Fotocu mu?

47 3 0
                                    

"Evet sen. Şuan bana herhangi bir açıklama yapmanı bekliyorum.Çakma fotoğrafçı kılıklı ördek kanadı spastik özürlü bombacı deve" dedim ve ben soluklanırken hepsi bana 'sen hayırdır bacım' der gibi baktılar. Şuan düşündüm de küfür etsem daha iyiymiş be.

Bana morarmış gözüyle bakmaya devam edince gözlerimi devirdim. Tam arkamı dönüp gidecekken kolumdan tutup durdurdu ve hızlıca konuşmaya başladı.

"Bak bacım sen yanlış anladın. Aslında evet ama şey olan tarafını yanlış anladın sen. O çantadaki benim değildi..."dedi kanayan dudağıyla peltek peltek konuşarak. Ellerimi saçlarıma götürüp sıktım ve sabır dilendim. Neden böyleleri hep beni buluyor?

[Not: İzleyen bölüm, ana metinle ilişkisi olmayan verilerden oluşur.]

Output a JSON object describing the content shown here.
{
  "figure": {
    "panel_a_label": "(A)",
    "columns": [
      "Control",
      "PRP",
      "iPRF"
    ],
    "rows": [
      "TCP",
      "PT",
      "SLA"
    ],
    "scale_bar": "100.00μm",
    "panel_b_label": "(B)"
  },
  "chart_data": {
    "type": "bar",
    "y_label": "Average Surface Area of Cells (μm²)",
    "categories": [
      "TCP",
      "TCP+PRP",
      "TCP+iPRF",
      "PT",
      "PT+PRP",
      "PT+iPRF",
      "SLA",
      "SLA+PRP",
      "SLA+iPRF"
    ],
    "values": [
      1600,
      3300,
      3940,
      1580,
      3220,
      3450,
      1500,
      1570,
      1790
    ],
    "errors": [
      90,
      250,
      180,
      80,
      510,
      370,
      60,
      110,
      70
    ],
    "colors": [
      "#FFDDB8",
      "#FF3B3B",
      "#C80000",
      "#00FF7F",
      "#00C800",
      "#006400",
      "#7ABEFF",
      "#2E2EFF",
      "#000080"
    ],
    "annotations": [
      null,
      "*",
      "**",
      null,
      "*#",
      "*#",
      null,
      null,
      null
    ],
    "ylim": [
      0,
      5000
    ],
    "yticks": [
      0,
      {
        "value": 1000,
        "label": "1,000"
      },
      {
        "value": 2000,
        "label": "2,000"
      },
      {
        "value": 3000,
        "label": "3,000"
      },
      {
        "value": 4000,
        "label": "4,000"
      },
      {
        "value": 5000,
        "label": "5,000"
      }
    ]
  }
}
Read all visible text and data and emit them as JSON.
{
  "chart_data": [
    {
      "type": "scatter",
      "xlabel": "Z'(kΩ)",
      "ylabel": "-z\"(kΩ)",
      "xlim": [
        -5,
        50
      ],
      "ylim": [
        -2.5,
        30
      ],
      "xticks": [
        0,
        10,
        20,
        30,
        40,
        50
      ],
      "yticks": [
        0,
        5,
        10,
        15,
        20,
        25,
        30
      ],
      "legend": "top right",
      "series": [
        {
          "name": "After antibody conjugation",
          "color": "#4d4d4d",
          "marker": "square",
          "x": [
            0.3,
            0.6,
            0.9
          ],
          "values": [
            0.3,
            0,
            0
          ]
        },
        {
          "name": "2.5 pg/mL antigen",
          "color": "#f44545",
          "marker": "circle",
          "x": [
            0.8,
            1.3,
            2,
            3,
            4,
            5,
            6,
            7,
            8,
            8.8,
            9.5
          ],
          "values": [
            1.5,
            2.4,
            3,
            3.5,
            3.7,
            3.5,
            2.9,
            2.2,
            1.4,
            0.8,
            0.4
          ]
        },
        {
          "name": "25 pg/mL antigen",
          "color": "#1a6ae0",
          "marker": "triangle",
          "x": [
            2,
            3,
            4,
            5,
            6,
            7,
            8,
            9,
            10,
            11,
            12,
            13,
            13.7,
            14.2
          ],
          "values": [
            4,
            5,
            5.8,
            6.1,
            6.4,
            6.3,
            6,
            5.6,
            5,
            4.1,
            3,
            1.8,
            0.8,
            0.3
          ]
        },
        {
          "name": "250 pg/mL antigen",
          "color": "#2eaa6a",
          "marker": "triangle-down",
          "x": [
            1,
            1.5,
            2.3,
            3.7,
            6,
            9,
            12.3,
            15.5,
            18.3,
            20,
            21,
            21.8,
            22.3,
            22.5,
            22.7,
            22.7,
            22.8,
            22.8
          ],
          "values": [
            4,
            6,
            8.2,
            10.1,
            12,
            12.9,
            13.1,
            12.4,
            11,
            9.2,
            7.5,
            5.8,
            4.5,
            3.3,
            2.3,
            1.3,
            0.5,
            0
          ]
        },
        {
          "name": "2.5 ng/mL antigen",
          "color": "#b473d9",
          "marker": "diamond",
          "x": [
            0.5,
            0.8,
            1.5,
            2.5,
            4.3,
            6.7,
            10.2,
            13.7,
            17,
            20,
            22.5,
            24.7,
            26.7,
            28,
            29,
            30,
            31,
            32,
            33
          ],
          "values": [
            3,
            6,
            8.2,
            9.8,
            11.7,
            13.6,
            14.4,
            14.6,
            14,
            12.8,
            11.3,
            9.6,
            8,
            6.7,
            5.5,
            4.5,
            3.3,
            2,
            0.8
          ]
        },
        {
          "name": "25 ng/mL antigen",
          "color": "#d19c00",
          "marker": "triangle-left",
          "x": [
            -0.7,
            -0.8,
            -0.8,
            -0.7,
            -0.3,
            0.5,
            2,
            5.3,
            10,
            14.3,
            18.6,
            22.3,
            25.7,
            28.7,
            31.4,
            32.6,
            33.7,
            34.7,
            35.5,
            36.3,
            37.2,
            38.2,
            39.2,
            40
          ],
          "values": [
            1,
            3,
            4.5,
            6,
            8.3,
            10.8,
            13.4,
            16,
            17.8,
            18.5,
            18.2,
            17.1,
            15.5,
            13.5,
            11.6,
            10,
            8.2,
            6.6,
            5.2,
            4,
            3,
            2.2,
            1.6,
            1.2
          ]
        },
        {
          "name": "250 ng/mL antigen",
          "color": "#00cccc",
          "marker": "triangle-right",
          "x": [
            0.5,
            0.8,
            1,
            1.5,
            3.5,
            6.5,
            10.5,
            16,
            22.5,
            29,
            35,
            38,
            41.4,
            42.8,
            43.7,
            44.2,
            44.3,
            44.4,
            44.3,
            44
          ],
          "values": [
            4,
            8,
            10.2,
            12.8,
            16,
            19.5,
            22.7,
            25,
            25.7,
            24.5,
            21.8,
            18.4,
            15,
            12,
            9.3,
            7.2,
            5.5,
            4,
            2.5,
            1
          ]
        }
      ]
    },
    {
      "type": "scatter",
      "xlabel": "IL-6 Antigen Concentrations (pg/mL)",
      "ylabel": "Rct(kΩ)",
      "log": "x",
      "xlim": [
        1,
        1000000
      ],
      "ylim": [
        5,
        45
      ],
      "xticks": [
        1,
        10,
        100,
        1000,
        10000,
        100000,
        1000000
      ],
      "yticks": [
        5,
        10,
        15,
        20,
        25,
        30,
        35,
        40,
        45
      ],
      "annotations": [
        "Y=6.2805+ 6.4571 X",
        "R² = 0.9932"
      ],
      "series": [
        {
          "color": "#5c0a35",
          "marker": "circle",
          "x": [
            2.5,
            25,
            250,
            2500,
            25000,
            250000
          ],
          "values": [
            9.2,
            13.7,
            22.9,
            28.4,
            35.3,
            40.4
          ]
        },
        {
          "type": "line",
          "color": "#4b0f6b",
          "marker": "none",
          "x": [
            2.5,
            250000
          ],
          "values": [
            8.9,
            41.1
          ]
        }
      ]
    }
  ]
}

Ben kendi kendime söylenirken arkamdaki gür erkek sesi herkesi kendine döndürdü;

"ABİ NE OLDU SANA BÖYLE?" diye bağıran mavi gözlü yanımıza geldi ve elindeki poşetleri yere attı. Sdamın yüzüne baktıktan sonra yine bağırmaya başladı.

"BUNU KİM YAPTI?" diyince benim cankim Derin durur mu? Durmaz.

"BEN YAPTIM MK, GEL SANA DA PATLATAYIM İKİ TANE GEL, ULAN SEN DE BIRAK BENİ BE, BIRAK ULAN." dedi aşkitorelloşkomikifereliknkim benim ama Allahtan önündeki futcu onu bıramadı da gelip indirmedi şu öküz'ü de.

"Sen kimsin? Abi ne diyor bu kız? Biri bana neler olduğunu söylesin."
Dedi yine şu blue eyes'li jojuk. Of Beste biraz ciddi ol ya...

"Senin yüzünden bu haldeyim Sarp. Senin yaptığın eşek şakası yüzünden buradayım."dedi dudağı kanayaraktan, pis yalancı.Salak. Tamam yav sakinim ulan.

"Şu maket işini açıkla küçüğe de gidelim, iyi değilim hadi."dedi yorğun sesiyle ve birden öksürmeye başladı. Yere çöktü, sonra boğazını tutmaya başladı. Ne oluyor şimdi buna?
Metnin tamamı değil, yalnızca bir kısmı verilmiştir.